Figure 5 Expression of Arabidopsis thaliana UDP-glucosyltransferase AtUGT73C6 confers radicicol (RAD) resistance to yeast strain YZGA515. Spotting of YZGA515 transformants (three serial 10−1 dilutions) expressing either AtUGT73C6 (upper row) or containing the empty vector. Synthetic complete medium without leucine (SC-LEU) plates without added RAD (left) or with 40 mg/L RAD.
Figure 6 High-performance liquid chromatographic–tandem mass spectrometric (HPLC–MS/MS) determination of RAD and radicicol-glucoside (RADGlc expressing UGT73C6 treated with RAD. (A) HPLC–MS/MS analysis in selective reaction monitoring mode of a culture filtrate of yeast. (B) Enhanced product ion (EPI) MS/MS spectrum of RAD at 30 eV collision energy; the inlay shows the MS spectrum of the deprotonated ions. (C) EPI MS/MS spectrum of RADGlc at 50 eV collision energy; the inlay shows the MS spectrum of the deprotonated ions.
Since AtUGT73C6 produced exclusively ZEN-14-O-glucoside (Poppenberger et al., 2006), we presume RAD was glucosylated at the analogous position. The freshly prepared RAD-glucoside (97% purity) was used to test the activity as an HSP90 inhibitor with recombinant ScHsp82 protein. We observed no inhibitory activity even at the highest tested concentration of 15 µM, demonstrating that glycosylation of RAD abolishes its activity as an HSP90 ATPase inhibitor. Due to the observed instability of the RAD-glucoside, its stability under assay conditions was evaluated by LC–MS/MS quantification before and after the incubation period. This showed no significant (p = 0.21) change in RAD-glucoside concentrations. Likewise, we found all glucosides of ZEN, αZEL, and βZEL stable under identical conditions, with recoveries of > 88%, p > 0.05, in each case.
While ZEN was clearly inhibitory to AtHSP90.1 (Figure 4A), ZEN14G was inactive (p = 0.75, 100 µM). Likewise, both ZEN14G and ZEN16G did not cause activity reduction of TaHSP90-2 (Figure 4B, p > 0.1). The results of inhibition tests with the recombinant wheat TaHSP90-2 are displayed inFigures 4C, D, showing that the 14- and 16-glucosides of both α- and βZEL were inactive as inhibitors and did not cause significant activity reduction. We therefore conclude that glycosylation is an effective detoxification mechanism with respect to the target HSP90.

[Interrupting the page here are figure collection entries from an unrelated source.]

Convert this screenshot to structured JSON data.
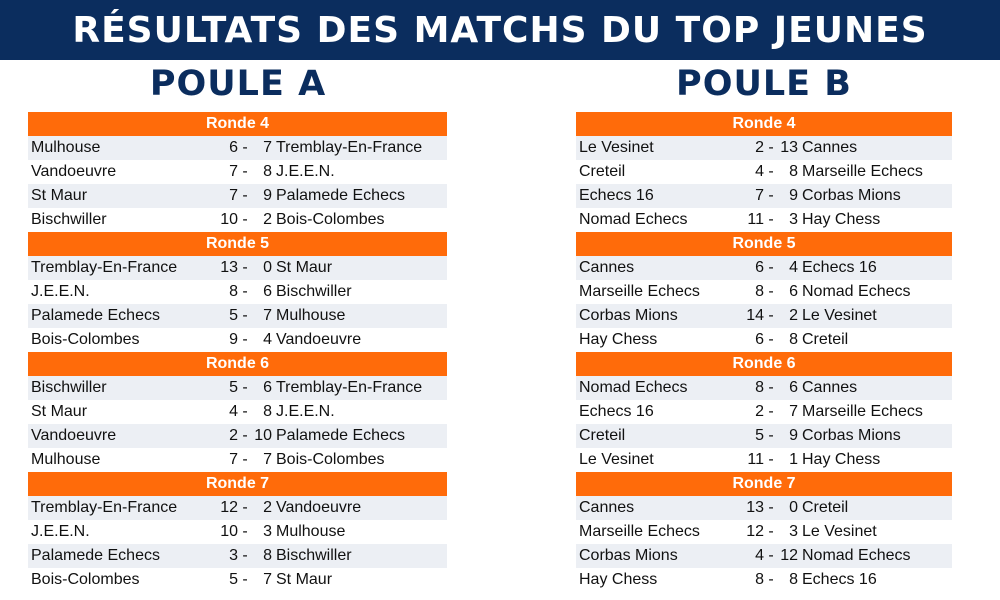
{
  "title": "RÉSULTATS DES MATCHS DU TOP JEUNES",
  "pools": [
    {
      "name": "POULE A",
      "rounds": [
        {
          "label": "Ronde 4",
          "matches": [
            {
              "home": "Mulhouse",
              "hs": "6",
              "sep": "-",
              "as": "7",
              "away": "Tremblay-En-France"
            },
            {
              "home": "Vandoeuvre",
              "hs": "7",
              "sep": "-",
              "as": "8",
              "away": "J.E.E.N."
            },
            {
              "home": "St Maur",
              "hs": "7",
              "sep": "-",
              "as": "9",
              "away": "Palamede Echecs"
            },
            {
              "home": "Bischwiller",
              "hs": "10",
              "sep": "-",
              "as": "2",
              "away": "Bois-Colombes"
            }
          ]
        },
        {
          "label": "Ronde 5",
          "matches": [
            {
              "home": "Tremblay-En-France",
              "hs": "13",
              "sep": "-",
              "as": "0",
              "away": "St Maur"
            },
            {
              "home": "J.E.E.N.",
              "hs": "8",
              "sep": "-",
              "as": "6",
              "away": "Bischwiller"
            },
            {
              "home": "Palamede Echecs",
              "hs": "5",
              "sep": "-",
              "as": "7",
              "away": "Mulhouse"
            },
            {
              "home": "Bois-Colombes",
              "hs": "9",
              "sep": "-",
              "as": "4",
              "away": "Vandoeuvre"
            }
          ]
        },
        {
          "label": "Ronde 6",
          "matches": [
            {
              "home": "Bischwiller",
              "hs": "5",
              "sep": "-",
              "as": "6",
              "away": "Tremblay-En-France"
            },
            {
              "home": "St Maur",
              "hs": "4",
              "sep": "-",
              "as": "8",
              "away": "J.E.E.N."
            },
            {
              "home": "Vandoeuvre",
              "hs": "2",
              "sep": "-",
              "as": "10",
              "away": "Palamede Echecs"
            },
            {
              "home": "Mulhouse",
              "hs": "7",
              "sep": "-",
              "as": "7",
              "away": "Bois-Colombes"
            }
          ]
        },
        {
          "label": "Ronde 7",
          "matches": [
            {
              "home": "Tremblay-En-France",
              "hs": "12",
              "sep": "-",
              "as": "2",
              "away": "Vandoeuvre"
            },
            {
              "home": "J.E.E.N.",
              "hs": "10",
              "sep": "-",
              "as": "3",
              "away": "Mulhouse"
            },
            {
              "home": "Palamede Echecs",
              "hs": "3",
              "sep": "-",
              "as": "8",
              "away": "Bischwiller"
            },
            {
              "home": "Bois-Colombes",
              "hs": "5",
              "sep": "-",
              "as": "7",
              "away": "St Maur"
            }
          ]
        }
      ]
    },
    {
      "name": "POULE B",
      "rounds": [
        {
          "label": "Ronde 4",
          "matches": [
            {
              "home": "Le Vesinet",
              "hs": "2",
              "sep": "-",
              "as": "13",
              "away": "Cannes"
            },
            {
              "home": "Creteil",
              "hs": "4",
              "sep": "-",
              "as": "8",
              "away": "Marseille Echecs"
            },
            {
              "home": "Echecs 16",
              "hs": "7",
              "sep": "-",
              "as": "9",
              "away": "Corbas Mions"
            },
            {
              "home": "Nomad Echecs",
              "hs": "11",
              "sep": "-",
              "as": "3",
              "away": "Hay Chess"
            }
          ]
        },
        {
          "label": "Ronde 5",
          "matches": [
            {
              "home": "Cannes",
              "hs": "6",
              "sep": "-",
              "as": "4",
              "away": "Echecs 16"
            },
            {
              "home": "Marseille Echecs",
              "hs": "8",
              "sep": "-",
              "as": "6",
              "away": "Nomad Echecs"
            },
            {
              "home": "Corbas Mions",
              "hs": "14",
              "sep": "-",
              "as": "2",
              "away": "Le Vesinet"
            },
            {
              "home": "Hay Chess",
              "hs": "6",
              "sep": "-",
              "as": "8",
              "away": "Creteil"
            }
          ]
        },
        {
          "label": "Ronde 6",
          "matches": [
            {
              "home": "Nomad Echecs",
              "hs": "8",
              "sep": "-",
              "as": "6",
              "away": "Cannes"
            },
            {
              "home": "Echecs 16",
              "hs": "2",
              "sep": "-",
              "as": "7",
              "away": "Marseille Echecs"
            },
            {
              "home": "Creteil",
              "hs": "5",
              "sep": "-",
              "as": "9",
              "away": "Corbas Mions"
            },
            {
              "home": "Le Vesinet",
              "hs": "11",
              "sep": "-",
              "as": "1",
              "away": "Hay Chess"
            }
          ]
        },
        {
          "label": "Ronde 7",
          "matches": [
            {
              "home": "Cannes",
              "hs": "13",
              "sep": "-",
              "as": "0",
              "away": "Creteil"
            },
            {
              "home": "Marseille Echecs",
              "hs": "12",
              "sep": "-",
              "as": "3",
              "away": "Le Vesinet"
            },
            {
              "home": "Corbas Mions",
              "hs": "4",
              "sep": "-",
              "as": "12",
              "away": "Nomad Echecs"
            },
            {
              "home": "Hay Chess",
              "hs": "8",
              "sep": "-",
              "as": "8",
              "away": "Echecs 16"
            }
          ]
        }
      ]
    }
  ]
}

In contrast to the mycotoxin and known virulence factor deoxynivalenol (DON), ZEN is formed only late during the infection process. For wheat, cool and rainy weather delaying harvest is a main factor for ZEN contamination that exceeds maximum tolerated levels (Edwards, 2011). Lack of late season moisture typically leads to low ZEN levels even when Fusarium head blight severity and DON contamination are high (Kharbikar et al., 2015). Also in corn, where ZEN contamination is more frequent and widespread than in small grain cereals, ZEN accumulates much later than DON during infection of corn cobs (Oldenburg and Ellner, 2015). A recent study employing multiple corn inbred lines revealed clear differences between wild-type and ZEN-deficient Fusarium knockout mutants in the employed stalk rot assays with some corn cultivars but not with others (Quesada-Ocampo et al., 2016). The disease symptoms were reduced by about 40%, and also, DON levels were significantly reduced in the stem sections of certain cultivars infected with the ZEN-deficient knockout mutants. In one sweet corn cultivar, the reduction of virulence of the ZEN-deficient mutant was even larger than that observed for a tri5 mutant unable to produce DON. This study suggests that ZEN may have a role in virulence after all, but that corn genotypes may differ in their sensitivity to ZEN.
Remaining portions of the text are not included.